Die Entscheidung ist getroffen: 15 Stadträte und Bürgermeister Micha Bächle haben sich dafür ausgesprochen, dass die Stadt ihre Flächen für den Windpark Bräunlingen, der zwischen Waldhausen und Döggingen sieben Windkraftanlagen vorsieht, verpachte. Mit Lorenz Neininger, Armin Ewald, Peter Ebnet, Marlen Heinrich und Philipp Hofacker stimmten lediglich fünf Stadträte gegen eine Verpachtung.
Für die schwierigsten Entscheidungen, die der Gemeinderat in den vergangenen Jahren treffen musste, tagte das Gremium nicht nur erstmals im kleinen Sitzungssaal der Stadthalle. Schließlich hätten die rund 70 Zuhörer im Rathaus kaum Platz gefunden. Der Gemeinderat stimmte auch erstmals in seiner Geschichte namentlich ab. Vorausgegangen war ein Geschäftsordnungsantrag von SPD-Stadtrat Peter Ebnet. Dieser hatte nicht nur die namentliche Abstimmung gefordert, sondern auch einen eigenen Antrag präsentiert, um die Verpachtung zu verhindern. Letztendlich scheiterte er damit jedoch.

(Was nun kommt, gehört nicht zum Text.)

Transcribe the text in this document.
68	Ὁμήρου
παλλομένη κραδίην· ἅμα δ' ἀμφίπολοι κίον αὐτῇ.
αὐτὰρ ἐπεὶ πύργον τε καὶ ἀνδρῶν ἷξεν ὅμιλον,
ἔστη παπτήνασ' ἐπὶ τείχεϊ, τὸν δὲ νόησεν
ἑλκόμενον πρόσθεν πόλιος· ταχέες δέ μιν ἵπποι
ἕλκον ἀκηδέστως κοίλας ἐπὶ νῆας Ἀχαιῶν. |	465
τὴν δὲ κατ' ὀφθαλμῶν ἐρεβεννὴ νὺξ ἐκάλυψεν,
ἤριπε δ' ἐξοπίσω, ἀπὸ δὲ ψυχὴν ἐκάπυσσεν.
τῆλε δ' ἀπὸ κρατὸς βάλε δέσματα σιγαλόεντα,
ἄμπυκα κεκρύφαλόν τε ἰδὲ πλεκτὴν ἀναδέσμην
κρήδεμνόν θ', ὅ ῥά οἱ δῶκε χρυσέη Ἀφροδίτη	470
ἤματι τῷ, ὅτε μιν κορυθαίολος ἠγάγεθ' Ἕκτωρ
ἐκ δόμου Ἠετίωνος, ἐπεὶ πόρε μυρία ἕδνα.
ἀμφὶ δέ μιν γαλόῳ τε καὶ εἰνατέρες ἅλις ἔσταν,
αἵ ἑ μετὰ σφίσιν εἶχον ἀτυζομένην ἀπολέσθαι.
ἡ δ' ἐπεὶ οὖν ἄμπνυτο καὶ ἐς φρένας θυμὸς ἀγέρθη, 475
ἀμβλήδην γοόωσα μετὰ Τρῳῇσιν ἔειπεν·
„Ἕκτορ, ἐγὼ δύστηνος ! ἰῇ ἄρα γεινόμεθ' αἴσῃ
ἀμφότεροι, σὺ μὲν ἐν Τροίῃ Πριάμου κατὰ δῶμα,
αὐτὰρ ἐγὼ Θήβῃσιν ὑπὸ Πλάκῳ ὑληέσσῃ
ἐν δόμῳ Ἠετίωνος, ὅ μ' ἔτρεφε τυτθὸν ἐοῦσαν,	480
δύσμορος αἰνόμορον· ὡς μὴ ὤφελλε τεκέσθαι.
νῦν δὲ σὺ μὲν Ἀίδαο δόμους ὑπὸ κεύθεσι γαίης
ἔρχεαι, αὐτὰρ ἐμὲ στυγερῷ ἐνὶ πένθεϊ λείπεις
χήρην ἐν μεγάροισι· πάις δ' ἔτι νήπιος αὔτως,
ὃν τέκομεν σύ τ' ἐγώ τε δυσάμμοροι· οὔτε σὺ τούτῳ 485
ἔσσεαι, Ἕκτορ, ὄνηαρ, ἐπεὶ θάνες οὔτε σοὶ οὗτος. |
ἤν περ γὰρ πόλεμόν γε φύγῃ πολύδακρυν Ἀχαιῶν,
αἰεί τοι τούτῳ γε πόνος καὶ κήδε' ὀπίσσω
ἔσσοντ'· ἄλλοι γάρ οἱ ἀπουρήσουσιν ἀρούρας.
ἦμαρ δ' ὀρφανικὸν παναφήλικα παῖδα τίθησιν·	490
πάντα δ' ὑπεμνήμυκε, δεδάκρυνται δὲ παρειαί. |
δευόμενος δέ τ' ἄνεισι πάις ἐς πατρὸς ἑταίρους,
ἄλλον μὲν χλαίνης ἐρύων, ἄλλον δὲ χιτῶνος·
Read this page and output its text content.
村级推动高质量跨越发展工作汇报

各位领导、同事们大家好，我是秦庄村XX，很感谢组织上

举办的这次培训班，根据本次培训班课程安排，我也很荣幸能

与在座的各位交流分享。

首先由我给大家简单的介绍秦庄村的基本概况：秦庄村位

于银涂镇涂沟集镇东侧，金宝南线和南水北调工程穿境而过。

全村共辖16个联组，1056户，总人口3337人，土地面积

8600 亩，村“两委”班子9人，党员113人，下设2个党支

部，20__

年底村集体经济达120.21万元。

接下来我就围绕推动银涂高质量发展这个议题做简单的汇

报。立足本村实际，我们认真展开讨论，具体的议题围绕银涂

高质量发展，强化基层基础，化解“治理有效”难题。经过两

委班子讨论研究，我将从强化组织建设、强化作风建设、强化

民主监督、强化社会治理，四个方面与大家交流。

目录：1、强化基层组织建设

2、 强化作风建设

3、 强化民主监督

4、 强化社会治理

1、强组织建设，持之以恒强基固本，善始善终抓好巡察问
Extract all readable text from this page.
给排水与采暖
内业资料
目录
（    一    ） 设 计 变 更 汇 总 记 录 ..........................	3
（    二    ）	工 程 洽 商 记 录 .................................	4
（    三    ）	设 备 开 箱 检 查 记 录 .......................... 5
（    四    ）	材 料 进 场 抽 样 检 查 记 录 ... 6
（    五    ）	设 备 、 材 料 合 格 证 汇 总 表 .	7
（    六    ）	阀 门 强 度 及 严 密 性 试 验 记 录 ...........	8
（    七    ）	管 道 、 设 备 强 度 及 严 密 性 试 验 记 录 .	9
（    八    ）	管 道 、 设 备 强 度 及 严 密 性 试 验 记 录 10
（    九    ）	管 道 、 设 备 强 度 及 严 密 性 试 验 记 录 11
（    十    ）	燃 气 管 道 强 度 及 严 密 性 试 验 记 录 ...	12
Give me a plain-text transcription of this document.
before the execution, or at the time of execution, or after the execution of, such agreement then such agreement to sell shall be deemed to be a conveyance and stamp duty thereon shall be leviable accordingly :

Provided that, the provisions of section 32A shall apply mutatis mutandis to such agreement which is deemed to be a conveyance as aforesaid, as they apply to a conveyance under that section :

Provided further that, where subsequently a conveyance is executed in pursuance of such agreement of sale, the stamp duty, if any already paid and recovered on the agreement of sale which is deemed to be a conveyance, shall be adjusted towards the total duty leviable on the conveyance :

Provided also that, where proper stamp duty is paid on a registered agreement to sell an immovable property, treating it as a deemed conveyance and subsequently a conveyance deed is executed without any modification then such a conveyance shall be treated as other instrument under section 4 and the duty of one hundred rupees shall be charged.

- Michael Gut (CDU): Von „massiven Bauwerken“ und „massiven Eingriffen“ sprach der CDU-Fraktionssprecher. „Wir nehmen die Gespräche und die Bedenken ernst und haben alles ausreichend und umfassend geprüft.“ Mit den Verhandlungen sei es gelungen, die Eingriffe einigermaßen verträglich zu gestalten. „Wir sollten zum jetzigen Zeitpunkt am Verhandlungstisch bleiben und die Verhandlungen beeinflussen.“
- Berthold Geyer (Gruppe 84): Der Beschluss sei eine Fortführung der Beschlüsse, die der Gemeinderat und die Ortschafträte in Döggingen und Waldhausen 2011 und 2013 einstimmig getroffen hatten. Entscheidungen zur erneuerbaren Energie wären in Bräunlingen immer mit großer Mehrheit getragen worden. Die Auswirkungen und die Beeinträchtigungen wären nicht wegzudiskutieren. Aber: „Man kann nicht erneuerbare Energie gutheißen, sie aber vor der eigenen Haustüre nicht haben wollen.“
- Lorenz Neininger (FDP): „Windkraftanlagen gehören an Standorte, wo Tag und Nacht Wind vorhanden ist“, sagt der FDP-Fraktionssprecher. Die Natur und die Tierwelt sollten ohne Beeinträchtigungen erhalten bleiben. Ebenfalls sollte auch der Mensch nicht schädlichen Faktoren aufgrund des geringen Abstandes ausgesetzt sein. Die Stadt müsste nicht am Verhandlungstisch bleiben: „Wenn wir keine Windkraftanlagen wollen, brauchen wir auch nicht mitreden.“ Neininger glaubt nicht an die „Wirksamkeit und den Erfolg der Vereinbarungen“.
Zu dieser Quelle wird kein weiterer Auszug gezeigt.